Company headquarters moved from Athens to Augusta in 1840. The Georgia Railroad was completed to Marthasville (later Atlanta) in 1845. That same year the bank branch of the company helped to finance a canal system in Augusta that brought water-powered industry to the city and fostered its manufacturing rebirth.
The company operated continuously during the Civil War (1861-65), transporting men and materiel for the Confederate war effort. At the end of the war, the railroad carried 100,000 southern veterans home free of charge. Large portions of the lines, facilities, and rolling stock were destroyed during the conflict and had to be replaced at war’s end. Bank notes issued by the company during hostilities were honored after the war and could still be redeemed at face value as late as the 1980s. Despite the expiration of its charter in 1864, the bank continued to function, and the charter was renewed in 1870.
A separate subsidiary for banking operations, the Georgia Railroad Bank, was organized in 1890. Trust services were added to the bank’s activities in 1929, and the name of the company was subsequently changed to Georgia Railroad Bank and Trust Company. The bank joined the Federal Reserve System in 1931. During the Great Depression, the Georgia Railroad Bank was closed briefly in 1933 for U.S president Franklin D. Roosevelt’s “bank holiday,” the only time during the bank’s long history that it suspended operations.
In 1954 the First Railroad and Banking Company of Georgia was formed as a holding company, and it acquired control of the bank and trust company from the railroad company. From 1958 to the late 1960s the company also offered insurance services but then sold that portion of its operation.
The signature seventeen-story corporate office tower, called the Georgia Railroad Bank Building, was erected at 699 Broad Street in Augusta in 1967, directly across the street from the bank’s first Augusta headquarters at 701 Broad. The tower is still in use as the Wachovia Bank Building.

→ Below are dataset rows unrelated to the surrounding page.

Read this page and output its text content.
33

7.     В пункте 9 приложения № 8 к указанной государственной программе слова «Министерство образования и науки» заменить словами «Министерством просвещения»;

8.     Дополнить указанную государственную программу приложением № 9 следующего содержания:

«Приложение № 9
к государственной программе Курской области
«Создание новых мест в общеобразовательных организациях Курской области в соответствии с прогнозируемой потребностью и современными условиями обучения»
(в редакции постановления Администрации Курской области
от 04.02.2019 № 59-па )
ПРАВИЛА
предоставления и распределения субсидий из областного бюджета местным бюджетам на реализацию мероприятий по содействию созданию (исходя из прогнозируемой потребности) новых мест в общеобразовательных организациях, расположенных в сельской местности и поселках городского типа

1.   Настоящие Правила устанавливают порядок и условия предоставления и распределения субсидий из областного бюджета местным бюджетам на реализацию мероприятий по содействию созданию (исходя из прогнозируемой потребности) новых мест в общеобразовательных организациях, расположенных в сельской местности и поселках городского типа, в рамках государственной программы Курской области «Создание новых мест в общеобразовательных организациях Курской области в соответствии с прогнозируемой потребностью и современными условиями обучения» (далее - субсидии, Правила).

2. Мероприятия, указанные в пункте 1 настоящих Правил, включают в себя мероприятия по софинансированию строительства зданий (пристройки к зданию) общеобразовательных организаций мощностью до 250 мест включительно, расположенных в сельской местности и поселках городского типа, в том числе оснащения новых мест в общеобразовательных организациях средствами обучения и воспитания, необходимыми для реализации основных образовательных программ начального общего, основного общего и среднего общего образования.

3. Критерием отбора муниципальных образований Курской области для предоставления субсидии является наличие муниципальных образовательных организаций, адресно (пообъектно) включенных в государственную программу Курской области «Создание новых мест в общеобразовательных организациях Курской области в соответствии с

In 1881 the company transferred its rail operations to the Central of Georgia Railway for ninety-nine years under the “Wadley Lease.” The lease was renegotiated in 1972, extending it to the year 2030. Large parcels of land in Atlanta and Augusta that were part of the lease agreement became available for disposition and development and were sold between 1973 and 1981, much of it to the Georgia Building Authority. The railroad assets of the company were sold in 1982.
Noteworthy officers of the Georgia bank have included John Pendleton King of Augusta, a former U.S. senator, who was president from 1841 to 1878, and former Confederate general Edward Porter Alexander, president from 1878 to 1880. After Alexander’s departure, bank leadership passed to the Phinizy family, and three successive members of the family, Charles H., Jacob, and the younger Charles H., oversaw the bank’s operations and expansion until 1947. The rail line between Augusta and Atlanta is studded with towns named for early company officials: Camak (James A. Camak, president), Dearing (William E. Dearing, president), and Thomson (J. Edgar Thomson, chief construction engineer).
The bank merged in November 1986 with First Union Corporation of Charlotte, North Carolina. At the time of the merger, First Railroad estimated its assets to be thirty-four times what they had been when the bank was formed in 1954. In September 2001 First Union merged with Wachovia Corporation of Winston-Salem, North Carolina. In June 2005 Wachovia apologized to African Americans for the bank’s ties to American slavery because the Georgia Railroad and Banking Company had employed at least 162 enslaved workers in railroad construction between 1836 and 1842. Wachovia was acquired by Wells Fargo & Company during the 2008 financial crisis.